Seanstan sonra Bill, bu kadar kötü davrandığım için benden özür diledi ve ona verdiğim tüm yardımlar karşılığında ne yapabileceğini sordu.
Bu tür durumlarda yaptığınız gibi, sadece gülümsedim ve hiçbir şey söylemedim, yardım etmekten zevk duyarım.
Bana baktı ve dedi ki, Ama benim için yaptığın her şeyin karşılığını sana ödeyecek bir şey yapmalıyım. Bana geri ödeyemediği için yüzündeki endişe ve endişe ifadesi beni şaşırttı.
O anda bir vahiy aldım. Hiçbir şey yapmadığı konusunda ısrar edebilir ve onu yoluna gönderebilirdim. Ama yine de yüzüne baktım ve aldıklarının karşılığında gerçekten bir şeyler vermek istediğini anladım.
Bu noktada ona bir şey verebilmemin en iyi yolunun teklifini kabul edip evet demek olduğunu fark ettim. Bunu yaparak onu onurlandırdım ve çok özel ve istekli hissetmesini sağladım.
Ona dedim ki, uygun hissediyorsan yap.
Gülümsedi, kabul etti ve konuyu değiştirdi.

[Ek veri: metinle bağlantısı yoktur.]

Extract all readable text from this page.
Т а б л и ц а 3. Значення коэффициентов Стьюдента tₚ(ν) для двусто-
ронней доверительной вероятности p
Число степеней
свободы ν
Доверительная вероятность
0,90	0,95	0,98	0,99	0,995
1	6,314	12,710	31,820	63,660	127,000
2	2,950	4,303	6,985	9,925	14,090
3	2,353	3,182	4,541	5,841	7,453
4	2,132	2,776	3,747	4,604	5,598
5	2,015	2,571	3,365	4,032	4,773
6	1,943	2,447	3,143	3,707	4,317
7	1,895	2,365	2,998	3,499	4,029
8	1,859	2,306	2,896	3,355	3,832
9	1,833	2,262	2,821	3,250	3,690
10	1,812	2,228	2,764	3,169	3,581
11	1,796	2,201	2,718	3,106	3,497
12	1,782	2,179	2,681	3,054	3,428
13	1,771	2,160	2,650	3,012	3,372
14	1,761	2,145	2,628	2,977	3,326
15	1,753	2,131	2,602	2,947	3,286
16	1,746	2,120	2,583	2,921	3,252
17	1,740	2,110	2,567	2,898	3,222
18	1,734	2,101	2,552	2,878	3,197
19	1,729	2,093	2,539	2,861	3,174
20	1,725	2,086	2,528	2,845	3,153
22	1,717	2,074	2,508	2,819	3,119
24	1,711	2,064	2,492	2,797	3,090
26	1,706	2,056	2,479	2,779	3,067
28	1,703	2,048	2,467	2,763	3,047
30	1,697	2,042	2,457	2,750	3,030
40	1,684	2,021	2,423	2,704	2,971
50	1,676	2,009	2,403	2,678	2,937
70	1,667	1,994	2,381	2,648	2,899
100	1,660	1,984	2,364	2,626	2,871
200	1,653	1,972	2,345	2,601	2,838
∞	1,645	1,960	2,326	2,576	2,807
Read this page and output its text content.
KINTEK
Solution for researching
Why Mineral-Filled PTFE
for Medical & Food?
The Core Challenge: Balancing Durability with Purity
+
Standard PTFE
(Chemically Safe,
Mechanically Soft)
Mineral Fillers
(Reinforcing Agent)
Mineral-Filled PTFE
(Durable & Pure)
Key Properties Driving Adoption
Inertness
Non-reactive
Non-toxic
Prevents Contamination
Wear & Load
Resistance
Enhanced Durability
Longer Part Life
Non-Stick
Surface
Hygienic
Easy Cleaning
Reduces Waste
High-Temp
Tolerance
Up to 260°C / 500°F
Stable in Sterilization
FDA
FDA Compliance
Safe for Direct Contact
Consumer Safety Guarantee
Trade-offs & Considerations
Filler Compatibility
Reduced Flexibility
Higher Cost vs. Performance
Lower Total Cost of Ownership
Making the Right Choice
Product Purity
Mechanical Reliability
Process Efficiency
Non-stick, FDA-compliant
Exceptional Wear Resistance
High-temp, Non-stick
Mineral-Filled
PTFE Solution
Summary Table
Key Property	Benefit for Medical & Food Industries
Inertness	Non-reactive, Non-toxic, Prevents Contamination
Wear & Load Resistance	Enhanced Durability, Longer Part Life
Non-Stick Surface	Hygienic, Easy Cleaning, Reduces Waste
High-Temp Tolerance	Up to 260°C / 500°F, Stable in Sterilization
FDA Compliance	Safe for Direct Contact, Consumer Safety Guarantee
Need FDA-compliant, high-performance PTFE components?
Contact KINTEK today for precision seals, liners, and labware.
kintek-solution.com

Birkaç gün sonra Bill’den bir telefon aldım. Aylardır ilk defa ne kadar iyi olduğunu ve hayatın ne kadar iyi hissettiğini anlattı. Ayrıca ertesi Cuma gecesi beni evine davet etti. Ne için diye sordum ve bana dedi ki, Sadece akşam 7’de orada ol.
Onunla tartışmak yoktu.
Cuma günü 19:00 geldi ve kapı zilini çaldım. Kapıyı açtı ve beni görünce gülümsedi. Hoş geldin, içeri gel Jason, seni görmek çok güzel, elimi sıkıca sıktı ve beni eve götürdü.
Sonra bana baktı ve dedi ki, Geçen gece benim için çok şey yaptın, gerçekten meşgul birisin ve sana teşekkür etmek için bir şeyler yapmak istedim.
Şimdi Bill beni çok iyi tanıyordu ve en büyük tutkularımdan ikisinin kitap ve pizza olduğunu biliyordu. Her türlü konuda binlerce kitabım var ve onları tutkuyla topluyorum.
Beni oturdu ve bana bir kadeh şarap verdi ve bir süre sohbet ettik. Sonunda Bill dedi ki, Şimdi, geçen gün benim için çok şey yaptın ve bunu gerçekten takdir ediyorum. Zaman ayırdığın zaman için sana tam olarak ödeme yapamıyorum.
O noktada bunun gerekli olmadığını, onun bir arkadaş olduğunu vb. Mırıldanmaya başladım.
Yine de devam etti, Onun yerine senin için küçük bir şeyim var.
Sehpanın altından bir kutu çıkarıp bana uzattı. Bunlar sana teşekkür etmen için.
Biraz rahatsız olmana gerek yoktu, dedim ve kutuyu açtım. İçeride bir yığın eski kağıt kapak vardı. Onları çıkardım ve incelemeye başladım.
Pek bilmiyorum, ama kitapları ne kadar çok sevdiğinizi biliyorum ve bunları tavan arasında tuttum ve onları gerçekten takdir edeceğinizi düşündüm. Bill yüzünde kocaman bir gülümsemeyle bana baktı.
Kutu, 1950’lerden kalma yaklaşık iki düzine kendi kendine yardım klasiğini içeriyordu. Şaşırdım ve şaşırdım.
Bunu benim için yaptığın her şey için ve kendimi yeniden düzenlememe yardım ettiğin için bir teşekkür olarak almanı istiyorum. Tam o sırada kapı zili çaldı ve Bill yüzünde daha da büyük bir gülümsemeyle ayağa fırladı, Pizzalar burada dedi Kapıya koşarken dedi.
Bill’e, onun için yaptığım şey için bir şeyi geri verme şansı vererek, kendine olan değerini artırmıştı. Bana karşı bir zorunluluk hissettiği için kendisini iyi hissettirmişti. Buna Karşılıklılık Yasası adı verildi. Yani, bir başkası için bir şey yaptığınızda, bir şeyi geri yapmak zorunda hissederler. Bunu yapmalarına izin vererek, kendileri hakkında daha iyi ve daha değerli hissetmelerine yardımcı olabilirsiniz.
Bir dahaki sefere birisi size bir şey vermeyi teklif ettiğinde, kendinize bu durumda almaktan daha iyi olup olmadığını sorun; alarak çoğu kez hayal edebileceğinizden daha fazlasını verebilirsiniz.